[Mechanisms of microcrystalline inflammation].

The inflammatory mechanisms which take place in microcrystalline arthropathies can be divided into several stages, each of them being characterized by the activation of a set of mediators. The process begins with activation by crystals of resident cells in the synovial fluid which release various pro-inflammatory factors including several cytokines.
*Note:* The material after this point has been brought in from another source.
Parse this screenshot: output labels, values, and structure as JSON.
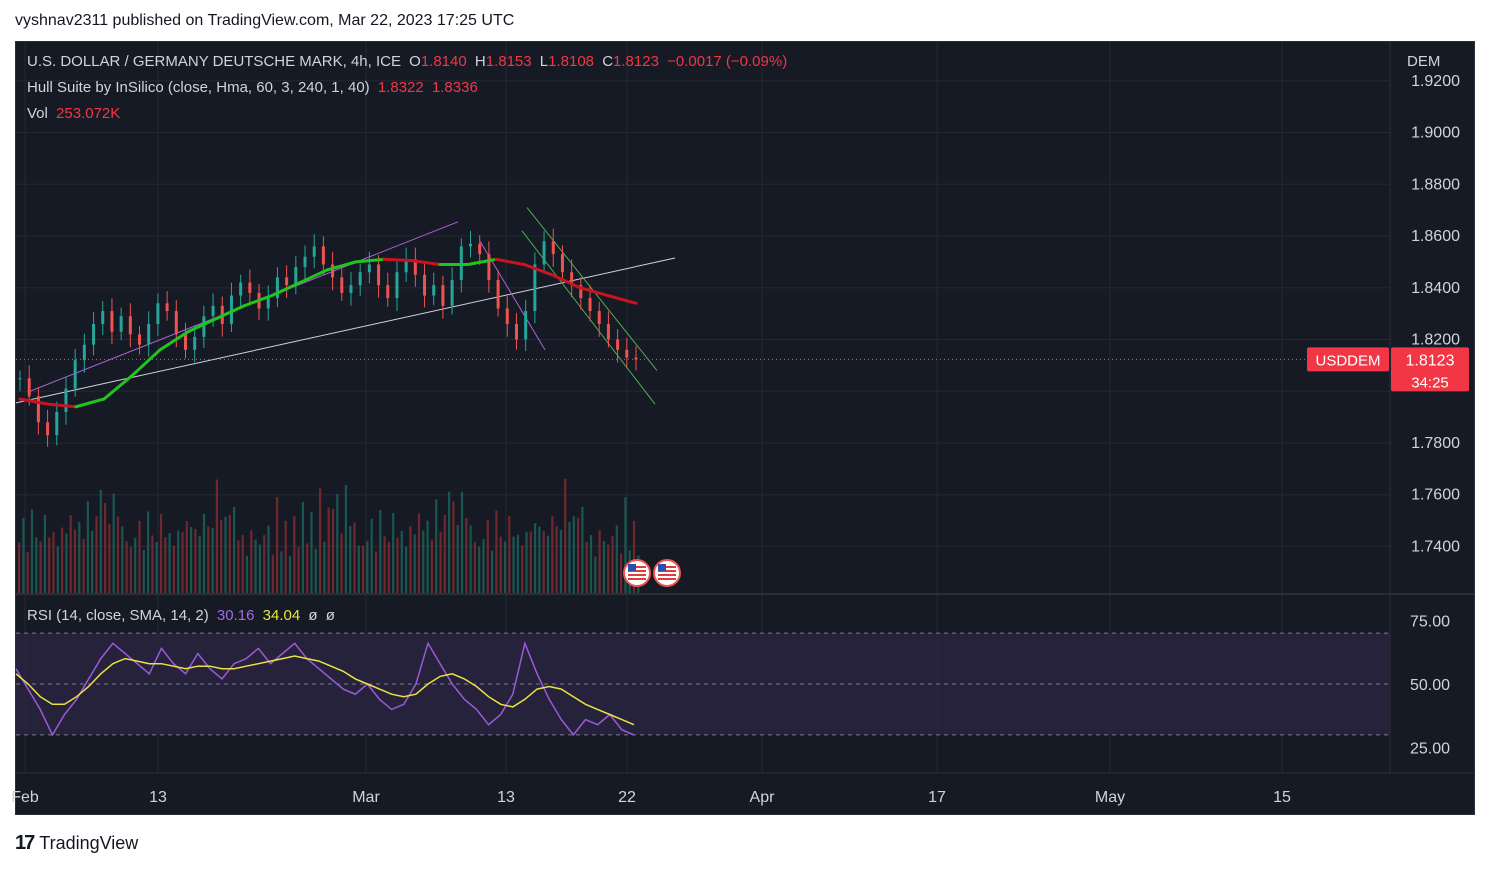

Among these, interleukin 1 (IL-1) and tumor-necrosis factor alpha (TNF-alpha) have multiple effects and play a predominant role in the starting of inflammation. With the contribution of humoral factors, also activated by the crystals, IL-1 and TNF-alpha activate notably the endothelial cells to allow leucocyte extravasation. The attraction and massive activation of polymorphonuclear neutrophils (PMNs) which then occurs and characterizes acute microcrystalline arthropathies mainly depend on IL-8, another cytokine secreted by synoviocytes. At the same time, an acute phase systemic reaction principally induced by IL-6 develops. When inflammation is prolonged mechanisms of tissue destruction begin to act, notably by releasing proteases induced by IL-1 and TNF-alpha. These mechanisms are counterbalanced by release of antiproteases, notably those induced by the transforming growth factor beta (TGF-beta) and by IL-6. Finally, these inflammatory processes may limit themselves or even stop spontaneously, due to a series of control mechanisms including cytokines with anti-inflammatory effects, ACTH release and physico-chemical changes in crystals.